From separate systems to a hybrid order: accumulative advantage across public and private science at Research One universities

Drawing on 18 years of panel data for the 89 most research-intensive US universities, this paper examines changing relationships between commercial and academic systems for the dissemination and use of new scientific findings. Increased patenting and commercial engagement on US campuses, I argue, has dramatically altered the rules that govern inter-university competition. From once separate systems with distinct stratification orders, commercial and academic standards for success have become integrated into a hybrid regime where achievement in one realm is dependent upon success in the other. Using observed variable structural equation models, I establish that the integration of public and private science occurred in progressive stages between 1981 and 1998. The implications of that periodization for organizational mobility in a hybrid academic/commercial stratification system are discussed.

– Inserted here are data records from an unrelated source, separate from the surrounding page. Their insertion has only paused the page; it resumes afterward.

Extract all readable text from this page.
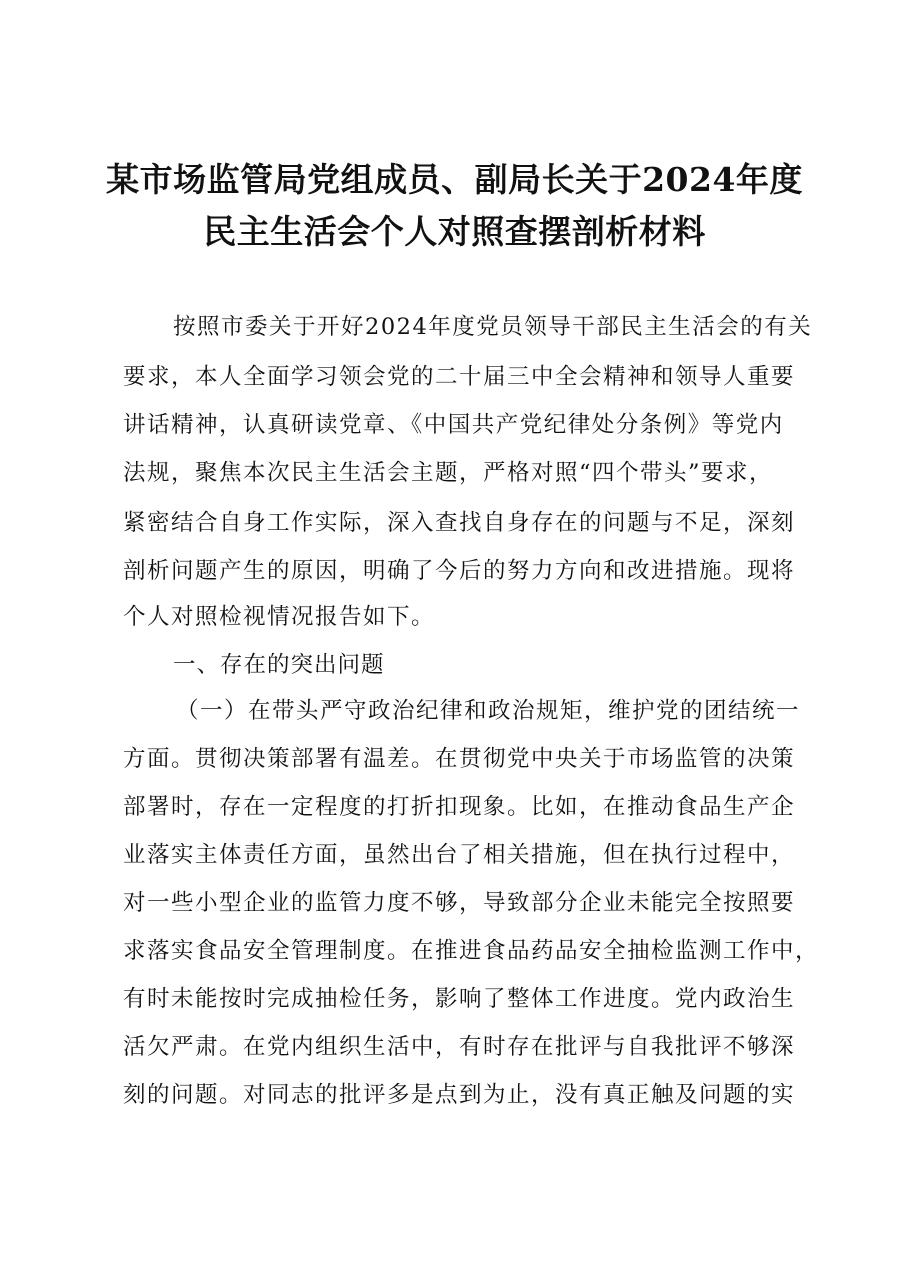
某市场监管局党组成员、副局长关于2024年度
民主生活会个人对照查摆剖析材料
按照市委关于开好2024年度党员领导干部民主生活会的有关
要求，本人全面学习领会党的二十届三中全会精神和领导人重要
讲话精神，认真研读党章、《中国共产党纪律处分条例》等党内
法规，聚焦本次民主生活会主题，严格对照“四个带头”要求，
紧密结合自身工作实际，深入查找自身存在的问题与不足，深刻
剖析问题产生的原因，明确了今后的努力方向和改进措施。现将
个人对照检视情况报告如下。
一、存在的突出问题
（一）在带头严守政治纪律和政治规矩，维护党的团结统一
方面。贯彻决策部署有温差。在贯彻党中央关于市场监管的决策
部署时，存在一定程度的打折扣现象。比如，在推动食品生产企
业落实主体责任方面，虽然出台了相关措施，但在执行过程中，
对一些小型企业的监管力度不够，导致部分企业未能完全按照要
求落实食品安全管理制度。在推进食品药品安全抽检监测工作中，
有时未能按时完成抽检任务，影响了整体工作进度。党内政治生
活欠严肃。在党内组织生活中，有时存在批评与自我批评不够深
刻的问题。对同志的批评多是点到为止，没有真正触及问题的实
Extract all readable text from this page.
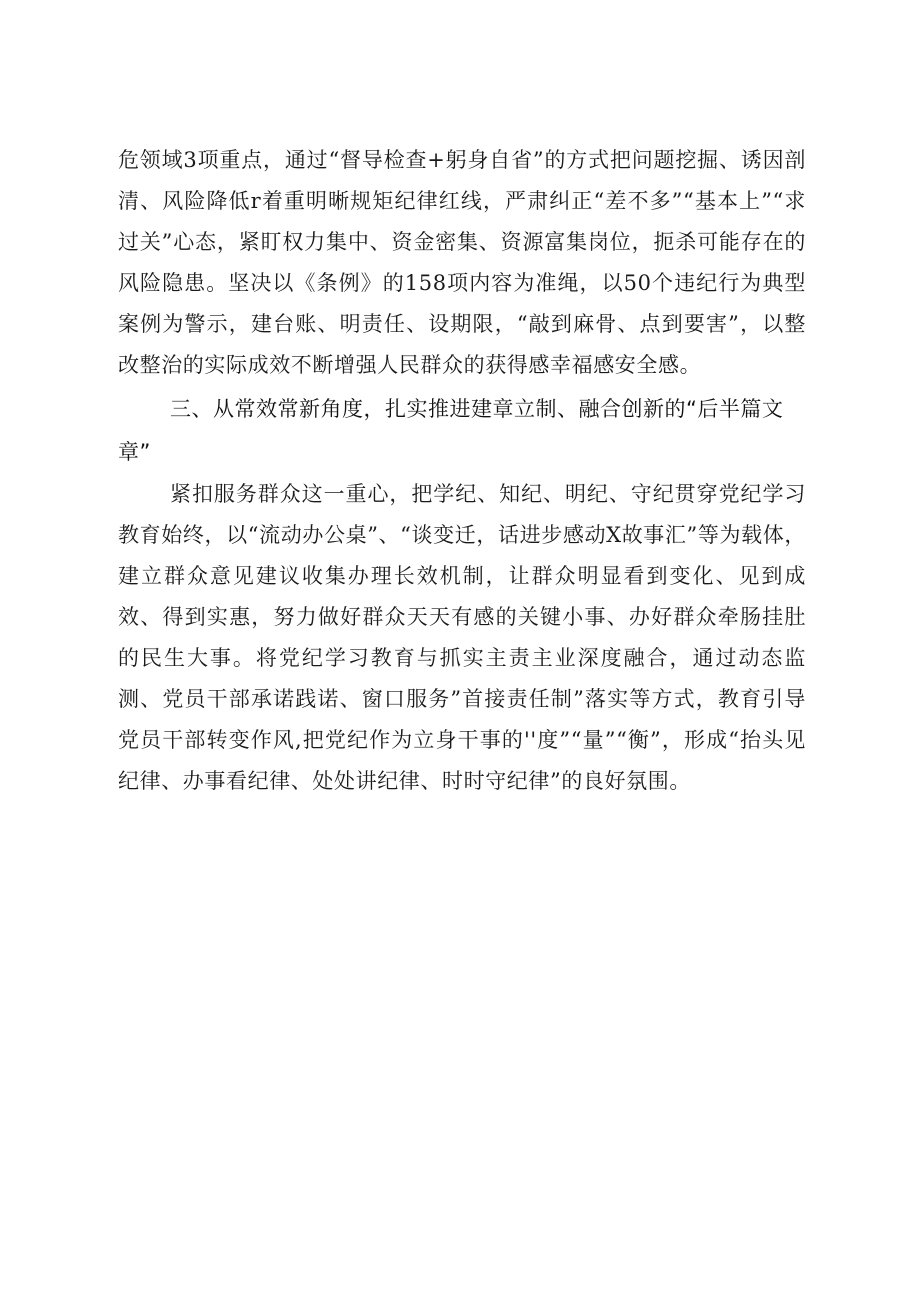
危领域3项重点，通过“督导检查+躬身自省”的方式把问题挖掘、诱因剖清、风险降低r着重明晰规矩纪律红线，严肃纠正“差不多”“基本上”“求过关”心态，紧盯权力集中、资金密集、资源富集岗位，扼杀可能存在的风险隐患。坚决以《条例》的158项内容为准绳，以50个违纪行为典型案例为警示，建台账、明责任、设期限，“敲到麻骨、点到要害”，以整改整治的实际成效不断增强人民群众的获得感幸福感安全感。

三、从常效常新角度，扎实推进建章立制、融合创新的“后半篇文章”

紧扣服务群众这一重心，把学纪、知纪、明纪、守纪贯穿党纪学习教育始终，以“流动办公桌”、“谈变迁，话进步感动X故事汇”等为载体，建立群众意见建议收集办理长效机制，让群众明显看到变化、见到成效、得到实惠，努力做好群众天天有感的关键小事、办好群众牵肠挂肚的民生大事。将党纪学习教育与抓实主责主业深度融合，通过动态监测、党员干部承诺践诺、窗口服务”首接责任制”落实等方式，教育引导党员干部转变作风,把党纪作为立身干事的''度”“量”“衡”，形成“抬头见纪律、办事看纪律、处处讲纪律、时时守纪律”的良好氛围。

Managing laboratory work through skepticism: Processes of evaluation and control

Laboratory ethnographies are the shop-floor studies of the knowledge economy. Observational data from 11 months of fieldwork in a multidisciplinary neuroscience lab suggest that scientific skepticism, long understood as an evaluative mechanism, also serves social control and monitoring functions. The author applies insights from organization theory, social psychology, science studies, and the sociology of science to demonstrate that skepticism is socially organized at the microlevel of laboratory interactions. This organization makes skepticism a solution to the problems of control, coordination, and evaluation raised by uncertain scientific work conducted in a physically dispersed multidisciplinary setting. The diverse roles skepticism plays in laboratory interactions resonate with examinations of work in a number of occupational settings while providing direct insight into mechanisms that may account for the patterning of rewards and status across knowledge-intensive workplaces

Networks, Fields and Organizations: Micro-Dynamics, Scale and Cohesive Embeddings

Social action is situated in fields that are simultaneously composed of interpersonal ties and relations among organizations, which are both usefully characterized as social networks. We introduce a novel approach to distinguishing different network macro-structures in terms of cohesive subsets and their overlaps. We develop a vocabulary that relates different forms of network cohesion to field properties as opposed to organizational constraints on ties and structures. We illustrate differences in probabilistic attachment processes in network evolution that link on the one hand to organizational constraints versus field properties and to cohesive network topologies on the other. This allows us to identify a set of important new micro-macro linkages between local behavior in networks and global network properties. The analytic strategy thus puts in place a methodology for Predictive Social Cohesion theory to be developed and tested in the context of informal and formal organizations and organizational fields. We also show how organizations and fields combine at different scales of cohesive depth and cohesive breadth. Operational measures and results are illustrated for three organizational examples, and analysis of these cases suggests that different structures of cohesive subsets and overlaps may be predictive in organizational contexts and similarly for the larger fields in which they are embedded. Useful predictions may also be based on feedback from level of cohesion in the larger field back to organizations, conditioned on the level of multiconnectivity to the field.